En réalité, c’est une qualification fourre-tout qui permet à la justice de condamner les homosexuels plus facilement’’, lançait-il alors qu’il était président honoraire de la Fédération internationale des droits de l’Homme (Fidh). Sept ans et un portefeuille de ministre plus tard, Sidiki s’y reprend, presque de plus belle, et dans un contexte pratiquement similaire. ‘‘Aux yeux de la loi sénégalaise, il n’y a pas d’homosexuels. Nous avons une législation qui condamne ceux qui pratiquent des actes contre nature dans un lieu public, c’est-à-dire ce qui est attentatoire à la pudeur. C’est ce qu’il faut surtout retenir’’, s’est-il fendu lors de l’inauguration du quartier des détenus mineurs à Thiès, il y a moins d’un mois.
Cette fois-ci encore, la libération express pour manque de preuve, de onze personnes qui auraient organisé un mariage homosexuel à Kaolack, a servi de trame de fond à des scénarios de mécontentements généralisés appelant le départ de Me Kaba de la tête de la justice. Avis aux plaignants, ce ne sera pas une tarte à la pomme. Du moins si l’on en croit son chargé de communication, Soro Diop, qui avertit que le natif de Tamba en a vu des vertes et des pas mûres. ‘’Ce n’est pas un homme qui cède. D’ailleurs il est suffisamment caparaçonné pour avoir vécu d’autres situations. Il a été en Colombie et en Hongrie, alors que des menaces pesaient sur sa propre personne. Je ne pense pas qu’il cède, d’autant qu’il y a des positions et arguments non justifiés’’, défend-il.
Le feu aux poudres
Avec sa mise au point, cet ‘‘excellent manager’’ a comme qui dirait craqué une allumette, pour y voir clair, dans une chambre où il y avait une fuite de gaz. Ce n’est pas Me Diouf qui se sera privé d’une saillie dont lui seul a le secret : ‘‘L’acte contre nature est condamnable au Sénégal. La loi le dit. On n’a pas besoin de tapettes ici. Il (Sidiki Kaba) est en train de favoriser le « goorjiguénisme » (homosexualité) et le « yambarisme » (...) Et si le ministre de la justice et d’autres juristes qui soutiennent les homosexuels disent que cela n’est pas sanctionné au Sénégal, je leur dis que c’est faux’’, rétorquait l’avocat juste après la sortie de Me Kaba.

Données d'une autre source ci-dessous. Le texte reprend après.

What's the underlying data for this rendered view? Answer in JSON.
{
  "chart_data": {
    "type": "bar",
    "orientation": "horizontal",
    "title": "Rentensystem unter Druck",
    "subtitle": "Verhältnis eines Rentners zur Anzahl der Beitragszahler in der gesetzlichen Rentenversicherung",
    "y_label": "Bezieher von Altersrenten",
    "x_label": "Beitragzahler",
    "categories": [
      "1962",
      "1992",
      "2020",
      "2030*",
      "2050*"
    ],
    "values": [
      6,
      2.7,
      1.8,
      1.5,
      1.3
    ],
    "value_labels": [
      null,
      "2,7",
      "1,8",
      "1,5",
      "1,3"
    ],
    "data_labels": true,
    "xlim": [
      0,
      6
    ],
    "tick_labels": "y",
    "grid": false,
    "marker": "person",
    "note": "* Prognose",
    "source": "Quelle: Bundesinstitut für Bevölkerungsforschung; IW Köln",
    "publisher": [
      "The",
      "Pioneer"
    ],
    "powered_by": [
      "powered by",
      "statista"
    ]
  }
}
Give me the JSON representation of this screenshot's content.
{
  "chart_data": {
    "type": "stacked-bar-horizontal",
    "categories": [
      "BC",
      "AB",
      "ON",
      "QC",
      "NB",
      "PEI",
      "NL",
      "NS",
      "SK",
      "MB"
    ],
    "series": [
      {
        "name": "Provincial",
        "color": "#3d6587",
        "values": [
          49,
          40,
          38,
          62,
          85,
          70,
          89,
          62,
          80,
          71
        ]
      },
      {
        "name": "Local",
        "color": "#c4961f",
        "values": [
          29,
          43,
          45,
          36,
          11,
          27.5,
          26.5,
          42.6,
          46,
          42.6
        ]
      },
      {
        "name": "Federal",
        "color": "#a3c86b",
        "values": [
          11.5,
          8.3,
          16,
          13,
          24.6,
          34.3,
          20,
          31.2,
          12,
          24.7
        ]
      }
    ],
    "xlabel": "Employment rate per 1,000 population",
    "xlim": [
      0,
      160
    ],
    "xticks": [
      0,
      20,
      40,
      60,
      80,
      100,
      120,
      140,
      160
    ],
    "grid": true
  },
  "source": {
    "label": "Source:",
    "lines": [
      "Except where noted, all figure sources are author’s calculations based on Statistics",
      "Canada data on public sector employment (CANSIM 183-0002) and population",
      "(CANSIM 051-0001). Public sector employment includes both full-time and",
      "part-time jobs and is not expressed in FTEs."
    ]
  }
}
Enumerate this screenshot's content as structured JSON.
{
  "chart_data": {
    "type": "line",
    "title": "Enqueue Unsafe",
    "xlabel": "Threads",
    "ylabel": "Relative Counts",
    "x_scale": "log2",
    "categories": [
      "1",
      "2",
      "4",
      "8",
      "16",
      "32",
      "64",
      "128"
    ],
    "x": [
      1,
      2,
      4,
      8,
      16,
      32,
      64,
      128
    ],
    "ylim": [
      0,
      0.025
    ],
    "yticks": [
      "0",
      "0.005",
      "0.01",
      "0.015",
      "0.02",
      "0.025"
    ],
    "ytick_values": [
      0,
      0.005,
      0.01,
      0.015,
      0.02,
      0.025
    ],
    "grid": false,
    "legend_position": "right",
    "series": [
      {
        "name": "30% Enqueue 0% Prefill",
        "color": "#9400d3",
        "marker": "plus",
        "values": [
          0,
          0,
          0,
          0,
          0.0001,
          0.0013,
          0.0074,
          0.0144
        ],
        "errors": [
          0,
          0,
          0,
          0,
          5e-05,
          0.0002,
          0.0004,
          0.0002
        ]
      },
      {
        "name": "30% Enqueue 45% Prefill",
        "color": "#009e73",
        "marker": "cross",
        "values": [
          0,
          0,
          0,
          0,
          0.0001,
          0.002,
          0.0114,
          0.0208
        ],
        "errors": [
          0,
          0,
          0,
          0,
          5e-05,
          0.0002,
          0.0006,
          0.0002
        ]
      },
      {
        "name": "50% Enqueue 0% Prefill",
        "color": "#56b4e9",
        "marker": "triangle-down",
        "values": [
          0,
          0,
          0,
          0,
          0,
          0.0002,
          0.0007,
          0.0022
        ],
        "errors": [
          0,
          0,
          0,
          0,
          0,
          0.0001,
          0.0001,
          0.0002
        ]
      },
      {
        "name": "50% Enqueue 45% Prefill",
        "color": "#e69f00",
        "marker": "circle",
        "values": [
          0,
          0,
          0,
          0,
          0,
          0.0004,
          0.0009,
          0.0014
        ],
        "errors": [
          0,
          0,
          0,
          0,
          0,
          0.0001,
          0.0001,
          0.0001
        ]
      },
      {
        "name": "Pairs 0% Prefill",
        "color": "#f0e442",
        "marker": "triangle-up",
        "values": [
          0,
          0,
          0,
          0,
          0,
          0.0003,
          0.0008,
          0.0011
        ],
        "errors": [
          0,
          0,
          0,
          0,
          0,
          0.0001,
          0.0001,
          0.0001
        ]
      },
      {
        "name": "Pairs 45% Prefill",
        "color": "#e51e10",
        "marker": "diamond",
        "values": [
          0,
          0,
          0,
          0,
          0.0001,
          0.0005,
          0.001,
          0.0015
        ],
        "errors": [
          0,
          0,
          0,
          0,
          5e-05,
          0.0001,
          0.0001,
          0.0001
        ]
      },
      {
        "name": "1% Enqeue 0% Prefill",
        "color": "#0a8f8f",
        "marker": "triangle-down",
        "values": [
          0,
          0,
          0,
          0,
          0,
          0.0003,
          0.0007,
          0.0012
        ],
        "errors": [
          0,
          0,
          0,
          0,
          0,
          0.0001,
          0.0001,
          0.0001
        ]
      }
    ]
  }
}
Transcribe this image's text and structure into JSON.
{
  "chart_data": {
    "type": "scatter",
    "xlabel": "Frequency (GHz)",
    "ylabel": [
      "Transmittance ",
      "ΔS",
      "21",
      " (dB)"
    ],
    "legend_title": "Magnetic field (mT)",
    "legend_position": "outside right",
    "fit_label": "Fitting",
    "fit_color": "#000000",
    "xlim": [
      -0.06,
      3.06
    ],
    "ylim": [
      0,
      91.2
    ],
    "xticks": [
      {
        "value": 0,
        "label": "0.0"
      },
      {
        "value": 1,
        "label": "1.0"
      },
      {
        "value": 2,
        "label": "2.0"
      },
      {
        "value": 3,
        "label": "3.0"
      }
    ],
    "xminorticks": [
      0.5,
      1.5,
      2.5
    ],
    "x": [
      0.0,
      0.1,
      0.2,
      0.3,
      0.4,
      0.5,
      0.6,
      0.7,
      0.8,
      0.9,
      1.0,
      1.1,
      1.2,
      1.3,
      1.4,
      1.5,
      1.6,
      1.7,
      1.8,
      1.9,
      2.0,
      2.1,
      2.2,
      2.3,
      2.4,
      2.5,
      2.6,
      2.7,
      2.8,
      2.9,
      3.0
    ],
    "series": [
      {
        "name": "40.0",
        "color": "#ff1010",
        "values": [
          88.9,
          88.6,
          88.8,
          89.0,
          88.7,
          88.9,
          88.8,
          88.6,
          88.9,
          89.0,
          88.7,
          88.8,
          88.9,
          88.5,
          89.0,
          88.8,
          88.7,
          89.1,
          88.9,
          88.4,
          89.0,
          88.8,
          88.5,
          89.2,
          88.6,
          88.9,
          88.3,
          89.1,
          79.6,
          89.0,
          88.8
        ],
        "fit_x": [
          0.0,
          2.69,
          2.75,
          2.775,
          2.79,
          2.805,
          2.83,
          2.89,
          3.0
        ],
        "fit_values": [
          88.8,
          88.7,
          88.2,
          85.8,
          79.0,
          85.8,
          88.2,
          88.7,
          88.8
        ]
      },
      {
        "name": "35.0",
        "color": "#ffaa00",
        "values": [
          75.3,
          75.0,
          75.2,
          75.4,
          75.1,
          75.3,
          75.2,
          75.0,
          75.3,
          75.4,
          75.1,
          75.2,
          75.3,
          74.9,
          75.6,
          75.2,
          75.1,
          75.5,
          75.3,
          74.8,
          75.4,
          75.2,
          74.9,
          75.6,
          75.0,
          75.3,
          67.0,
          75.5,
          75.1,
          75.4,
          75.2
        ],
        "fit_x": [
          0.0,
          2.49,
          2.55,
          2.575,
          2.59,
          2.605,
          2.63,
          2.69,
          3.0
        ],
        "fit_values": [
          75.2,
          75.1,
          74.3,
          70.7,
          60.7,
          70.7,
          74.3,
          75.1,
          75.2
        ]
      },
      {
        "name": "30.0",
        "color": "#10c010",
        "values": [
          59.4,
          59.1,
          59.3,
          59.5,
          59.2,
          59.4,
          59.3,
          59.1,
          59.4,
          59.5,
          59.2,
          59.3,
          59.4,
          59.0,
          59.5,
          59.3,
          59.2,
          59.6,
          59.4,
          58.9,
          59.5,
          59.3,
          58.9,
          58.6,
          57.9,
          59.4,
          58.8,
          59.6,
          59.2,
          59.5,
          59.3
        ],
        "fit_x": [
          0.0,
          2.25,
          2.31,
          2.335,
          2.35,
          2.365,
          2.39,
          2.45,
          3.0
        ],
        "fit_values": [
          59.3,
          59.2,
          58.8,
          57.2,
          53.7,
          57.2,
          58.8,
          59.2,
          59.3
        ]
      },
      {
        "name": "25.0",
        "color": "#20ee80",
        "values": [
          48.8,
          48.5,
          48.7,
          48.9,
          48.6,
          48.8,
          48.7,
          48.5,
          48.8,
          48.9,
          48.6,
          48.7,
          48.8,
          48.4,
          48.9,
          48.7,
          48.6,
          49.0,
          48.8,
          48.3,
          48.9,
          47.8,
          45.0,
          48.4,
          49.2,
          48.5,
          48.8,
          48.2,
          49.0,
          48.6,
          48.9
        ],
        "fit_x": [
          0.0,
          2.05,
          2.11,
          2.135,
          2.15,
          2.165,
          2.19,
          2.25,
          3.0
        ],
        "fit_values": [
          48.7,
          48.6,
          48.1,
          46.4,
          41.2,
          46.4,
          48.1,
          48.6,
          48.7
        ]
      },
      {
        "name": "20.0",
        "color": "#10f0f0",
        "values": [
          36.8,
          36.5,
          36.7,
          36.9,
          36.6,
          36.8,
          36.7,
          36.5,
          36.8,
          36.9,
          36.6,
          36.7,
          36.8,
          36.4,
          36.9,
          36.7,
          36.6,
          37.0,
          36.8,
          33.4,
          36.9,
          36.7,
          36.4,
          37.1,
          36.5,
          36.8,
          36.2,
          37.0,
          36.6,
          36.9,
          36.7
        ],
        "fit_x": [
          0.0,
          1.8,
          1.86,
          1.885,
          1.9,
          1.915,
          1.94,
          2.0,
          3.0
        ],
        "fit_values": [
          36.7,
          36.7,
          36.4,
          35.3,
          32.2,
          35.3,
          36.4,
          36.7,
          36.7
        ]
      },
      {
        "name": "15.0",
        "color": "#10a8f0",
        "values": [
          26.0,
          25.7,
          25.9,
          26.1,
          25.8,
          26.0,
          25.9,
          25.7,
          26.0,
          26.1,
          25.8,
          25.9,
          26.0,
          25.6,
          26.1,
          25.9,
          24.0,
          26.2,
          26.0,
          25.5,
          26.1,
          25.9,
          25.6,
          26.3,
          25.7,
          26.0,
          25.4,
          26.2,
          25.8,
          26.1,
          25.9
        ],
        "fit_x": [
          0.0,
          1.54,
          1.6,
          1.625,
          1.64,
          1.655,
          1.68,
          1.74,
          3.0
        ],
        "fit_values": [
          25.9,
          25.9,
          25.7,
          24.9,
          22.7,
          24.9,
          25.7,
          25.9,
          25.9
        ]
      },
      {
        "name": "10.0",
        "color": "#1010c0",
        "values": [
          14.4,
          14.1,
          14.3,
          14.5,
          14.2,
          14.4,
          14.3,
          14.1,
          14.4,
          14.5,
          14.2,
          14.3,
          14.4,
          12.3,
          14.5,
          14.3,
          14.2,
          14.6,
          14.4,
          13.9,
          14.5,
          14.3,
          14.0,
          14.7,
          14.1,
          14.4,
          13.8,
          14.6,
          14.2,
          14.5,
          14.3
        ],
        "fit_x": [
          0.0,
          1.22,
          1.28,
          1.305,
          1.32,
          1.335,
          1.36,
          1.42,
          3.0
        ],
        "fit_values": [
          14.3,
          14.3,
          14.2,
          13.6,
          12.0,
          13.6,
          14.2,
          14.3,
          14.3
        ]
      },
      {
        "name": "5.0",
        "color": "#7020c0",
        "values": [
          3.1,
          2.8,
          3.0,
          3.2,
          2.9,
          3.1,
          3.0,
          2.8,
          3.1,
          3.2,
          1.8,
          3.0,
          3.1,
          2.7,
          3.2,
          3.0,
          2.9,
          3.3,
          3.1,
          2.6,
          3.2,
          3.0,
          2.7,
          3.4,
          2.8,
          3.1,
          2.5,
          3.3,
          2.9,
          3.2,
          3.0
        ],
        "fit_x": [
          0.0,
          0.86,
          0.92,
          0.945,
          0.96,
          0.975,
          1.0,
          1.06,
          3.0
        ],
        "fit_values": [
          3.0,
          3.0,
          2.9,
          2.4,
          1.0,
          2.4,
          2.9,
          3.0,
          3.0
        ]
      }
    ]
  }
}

L’ancien enseignant à l’université Aké Loba d’Abidjan souffre comme qui dirait d’un dédoublement de personnalité professionnelle. Difficile, dans ses propos, de tracer la ligne de démarcation entre l’activiste des droits de l’Homme qu’il a été, et le garde des Sceaux ministre de la justice qu’il est. La palme de la charge la plus véhémente revient au professeur Malick Ndiaye connu pour ses sorties régulières, mais pas aussi vipérines : ‘‘Si Sidiki Kaba n’est pas expulsé du gouvernement, le Sénégal sombre dangereusement dans la promotion de l’homosexualité.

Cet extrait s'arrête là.